Башкир, казалось, только и ждал этого сигнала. Поставив фонарь на пол, он ловко поднырнул под перила, склонился над неразличимыми в темноте сочленениями вагонного стыка и принялся быстро перебирать руками. Что-то негромко лязгнуло, и башкир с таким же проворством вернулся на площадку.
Темная стена вагона напротив нас стала медленно отдаляться.
Я поднял глаза на Чапаева. Он спокойно выдержал мой взгляд.
– Становится холодно, – сказал он, словно ничего не произошло. – Вернемся к столу.
– Я вас догоню, – ответил я.
Оставшись на площадке один, я некоторое время молча смотрел вдаль. Еще можно было разобрать пение ткачей, но с каждой секундой вагоны отставали все дальше и дальше; мне вдруг показалось, что их череда очень походит на хвост, отброшенный убегающей ящерицей.

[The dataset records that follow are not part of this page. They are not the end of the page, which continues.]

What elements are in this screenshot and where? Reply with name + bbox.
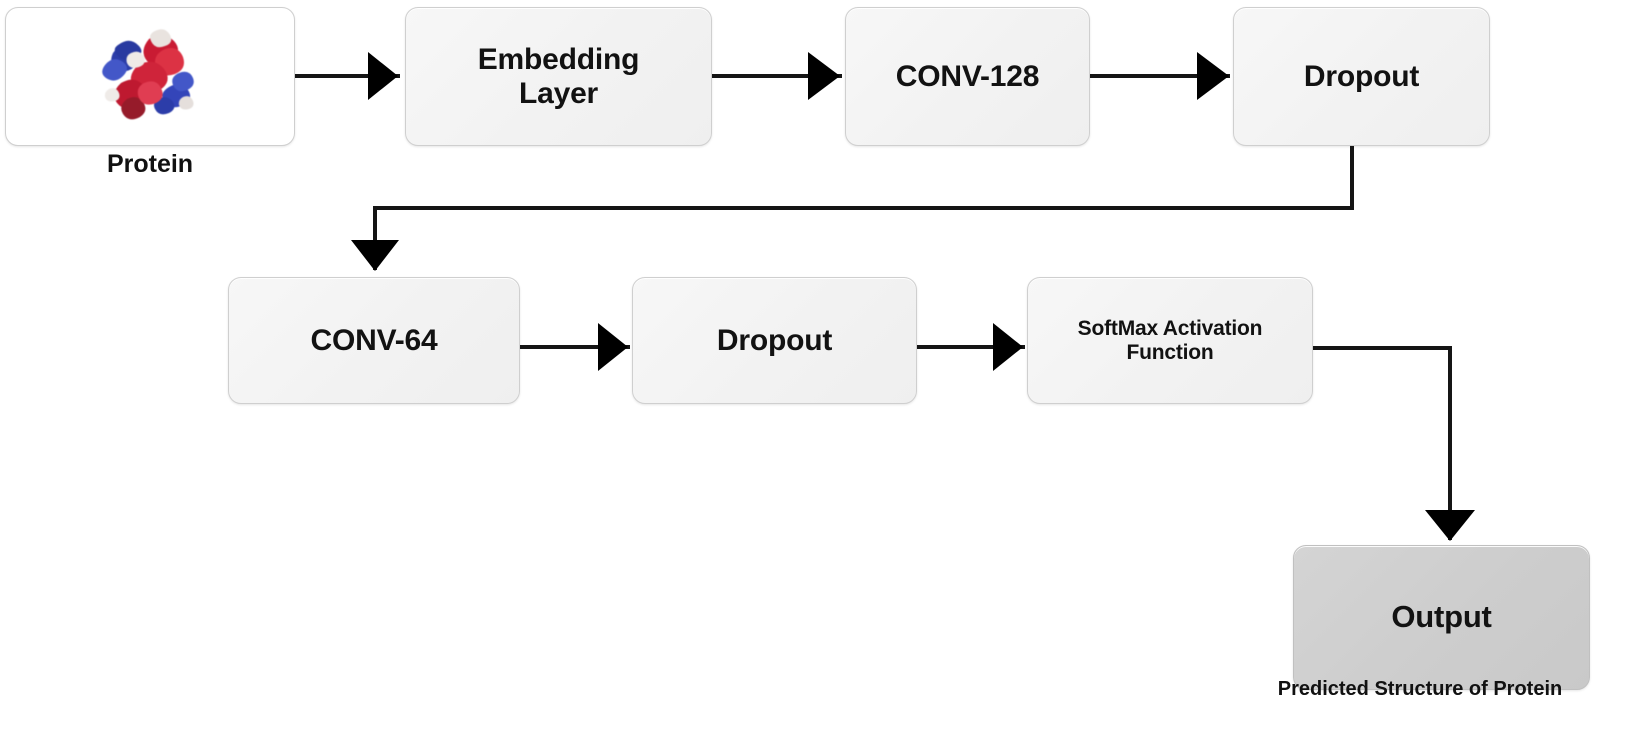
edge-conv64-to-dropout2 (520, 323, 630, 371)
protein-ribbon-structure-icon (102, 29, 194, 120)
embedding-layer-label-line1: Embedding (477, 42, 640, 76)
node-softmax-activation[interactable]: SoftMax Activation Function (1027, 277, 1313, 404)
edge-dropout1-to-conv64 (351, 146, 1354, 271)
node-protein[interactable] (5, 7, 295, 146)
edge-conv128-to-dropout1 (1090, 52, 1230, 100)
node-conv-64[interactable]: CONV-64 (228, 277, 520, 404)
conv-128-label: CONV-128 (895, 59, 1040, 93)
output-label: Output (1391, 599, 1492, 635)
node-conv-128[interactable]: CONV-128 (845, 7, 1090, 146)
output-caption: Predicted Structure of Protein (1277, 678, 1563, 700)
edge-softmax-to-output (1313, 346, 1475, 541)
softmax-label-line2: Function (1126, 340, 1214, 364)
node-dropout-1[interactable]: Dropout (1233, 7, 1490, 146)
softmax-label-line1: SoftMax Activation (1077, 316, 1263, 340)
protein-caption: Protein (106, 150, 194, 178)
conv-64-label: CONV-64 (310, 323, 438, 357)
dropout-2-label: Dropout (716, 323, 833, 357)
dropout-1-label: Dropout (1303, 59, 1420, 93)
edge-embedding-to-conv128 (712, 52, 842, 100)
node-output[interactable]: Output (1293, 545, 1590, 690)
node-dropout-2[interactable]: Dropout (632, 277, 917, 404)
node-embedding-layer[interactable]: Embedding Layer (405, 7, 712, 146)
edge-protein-to-embedding (295, 52, 400, 100)
edge-dropout2-to-softmax (917, 323, 1025, 371)
embedding-layer-label-line2: Layer (518, 76, 599, 110)
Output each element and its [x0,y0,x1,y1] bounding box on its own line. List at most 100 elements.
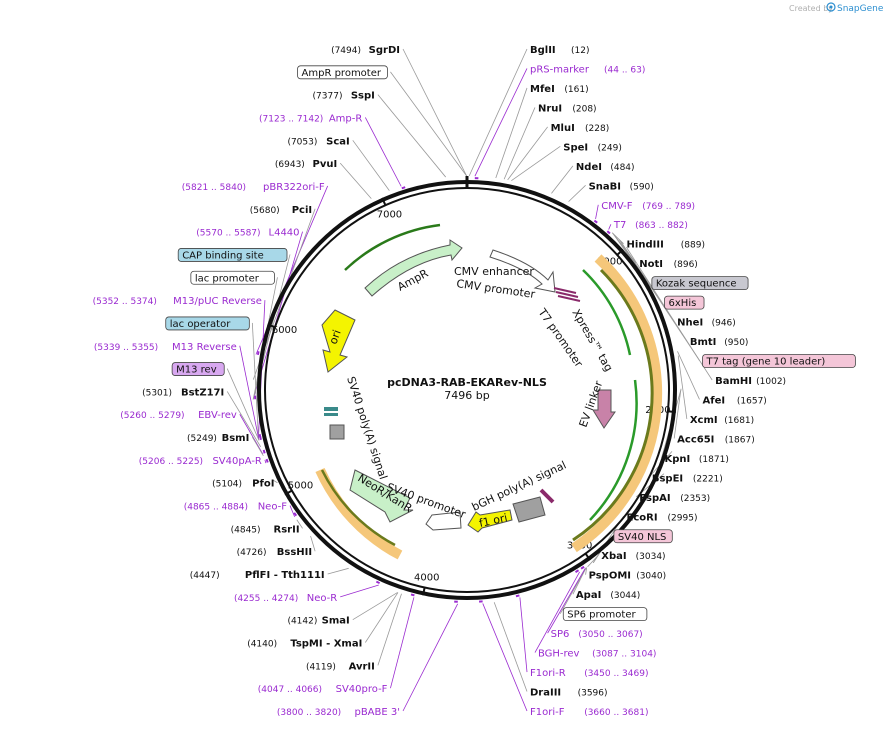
site-position: (5206 .. 5225) [139,457,203,467]
tick-label: 4000 [414,573,439,584]
leader-line [296,519,303,529]
site-name: SV40pA-R [212,456,261,467]
site-position: (2353) [680,494,710,504]
feature-tag-box [702,354,856,368]
site-position: (161) [564,85,588,95]
feature-tags-marks [553,287,581,302]
site-position: (484) [610,163,634,173]
site-name: CMV-F [601,201,632,212]
feature-sv40-promoter-arrow [425,511,462,531]
site-name: PvuI [313,159,338,170]
site-position: (3050 .. 3067) [578,630,642,640]
feature-tag-box [297,65,388,80]
feature-tag-label: SP6 promoter [567,610,636,621]
site-name: NdeI [576,162,602,173]
site-position: (44 .. 63) [604,65,645,75]
feature-tag-label: SV40 NLS [618,532,667,543]
leader-line [226,391,262,448]
leader-line [340,584,379,598]
primer-mark [265,458,269,463]
enzyme-bmti: BmtI(950) [690,337,749,348]
site-position: (7494) [331,46,361,56]
site-position: (950) [724,338,748,348]
site-name: BspEI [652,473,683,484]
site-position: (889) [681,241,705,251]
feature-tag-box [613,529,673,544]
site-position: (5260 .. 5279) [120,411,184,421]
enzyme-pvui: PvuI(6943) [275,159,337,170]
feature-ampr-arrow [364,239,463,297]
leader-line [493,602,528,692]
enzyme-draiii: DraIII(3596) [530,688,608,699]
enzyme-pfoi: PfoI(5104) [212,479,274,490]
site-position: (896) [674,260,698,270]
feature-label-ori: ori [327,328,344,346]
primer-mark [262,449,266,454]
leader-line [377,94,446,178]
feature-tag-box [171,362,225,376]
tick-mark [284,489,293,496]
brand-created-by: Created by [789,4,833,13]
site-name: T7 [613,220,626,231]
enzyme-scai: ScaI(7053) [287,136,349,147]
primer-mark [593,219,598,224]
site-position: (3034) [636,552,666,562]
enzyme-bsshii: BssHII(4726) [237,547,313,558]
site-name: BstZ17I [181,387,224,398]
tick-mark [267,323,276,329]
leader-line [364,592,399,643]
leader-line [239,414,264,455]
enzyme-hindiii: HindIII(889) [627,240,705,251]
site-position: (5680) [250,206,280,216]
enzyme-bglii: BglII(12) [530,45,589,56]
site-name: F1ori-F [530,707,565,718]
enzyme-pspomi: PspOMI(3040) [589,571,667,582]
primer-t7: T7 (863 .. 882) [613,220,688,231]
cds-arc-2 [589,379,638,521]
leader-line [226,368,260,441]
feature-label-cmv-enhancer: CMV enhancer [454,265,534,278]
site-name: AvrII [349,661,375,672]
primer-amp-r: Amp-R(7123 .. 7142) [259,113,362,124]
tick-mark [421,587,426,596]
site-name: pRS-marker [530,64,590,75]
site-position: (1657) [737,396,767,406]
site-name: SspI [351,91,375,102]
site-position: (5352 .. 5374) [93,297,157,307]
site-position: (5570 .. 5587) [196,229,260,239]
leader-line [626,246,713,381]
site-position: (7053) [287,137,317,147]
primer-bgh-rev: BGH-rev(3087 .. 3104) [538,649,656,660]
primer-mark [515,594,520,598]
feature-ori-arrow [321,309,356,373]
primer-neo-f: Neo-F(4865 .. 4884) [184,502,288,513]
site-position: (4726) [237,548,267,558]
site-name: NruI [538,103,562,114]
enzyme-sgrdi: SgrDI(7494) [331,45,400,56]
site-name: MluI [551,123,575,134]
feature-f1ori-arrow [467,509,513,533]
enzyme-fspai: FspAI(2353) [639,493,710,504]
leader-line [482,603,528,712]
leader-line [673,388,682,439]
leader-line [559,567,587,614]
site-name: SmaI [322,616,350,627]
site-name: Acc65I [677,434,714,445]
site-position: (4119) [306,662,336,672]
site-name: NheI [677,318,703,329]
cds-arc-neo [320,469,396,547]
leader-line [503,107,536,180]
site-position: (863 .. 882) [635,221,688,231]
primer-neo-r: Neo-R(4255 .. 4274) [234,593,337,604]
cds-arc-ekarev [572,268,654,542]
primer-mark [293,512,298,517]
leader-line [608,224,612,230]
enzyme-bstz17i: BstZ17I(5301) [142,387,224,398]
feature-tag-cap-binding-site: CAP binding site [177,248,288,262]
site-name: BsmI [222,433,250,444]
feature-tag-label: M13 rev [176,365,217,376]
primer-sv40pa-r: SV40pA-R (5206 .. 5225) [139,456,262,467]
primer-mark [401,186,406,190]
site-name: Amp-R [329,113,363,124]
site-name: ApaI [576,590,601,601]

Это была прекрасная картина. О, если бы действительно можно было так же легко, как разошелся Чапаев с этими людьми, расстаться с темной бандой ложных «я», уже столько лет разоряющих мою душу!
Вскоре мне стало холодно. Вернувшись в вагон и закрыв за собой дверь, я на ощупь пошел назад. Дойдя до штабного вагона, я ощутил такую усталость, что, даже не стряхнув с пиджака снежинок, вошел в свое купе и повалился на кровать.
Из салона, где сидели Чапаев с Анной, доносились их голоса и смех. Бухнуло открываемое шампанское.
– Петр! – крикнул Чапаев. – Не спите! Идите к нам!
После холодного ветра, продувшего меня на площадке, теплый воздух купе был удивительно приятен. Мне даже стало чудиться, что он больше походит на воду, и я наконец беру горячую ванну, о которой мечтал уже столько дней. Когда это ощущение стало абсолютно реальным, я понял, что засыпаю. Об этом можно было догадаться и по тому, что вместо Шаляпина граммофон вдруг заиграл ту же фугу Моцарта, с которой начался день. Я чувствовал, что засыпать мне ни в коем случае не следует, но поделать уже ничего не мог и, оставив борьбу, полетел вниз головой в тот самый пролет пустоты между минорными звуками рояля, который так поразил меня этим утром.
4
– Эй! Не спите!
Кто-то осторожно тряс меня за плечо. Я приподнял голову, открыл глаза и увидел совершенно незнакомое лицо – круглое, полное, окруженное тщательно ухоженной бородкой. На нем была приветливая улыбка, но, несмотря на это, оно не вызывало желания улыбнуться в ответ. Я сразу же понял, отчего. Дело было в сочетании этой ухоженной бородки с гладко выбритым черепом. Склонившийся надо мной господин напоминал одного из тех торгующих чем попало спекулянтов, которые в изобилии появились в Петербурге сразу же после начала войны. Как правило, это были выходцы из Малороссии, которых отличали две основных черты – чудовищное количество жизненной силы и интерес к последним оккультным веяниям в столице.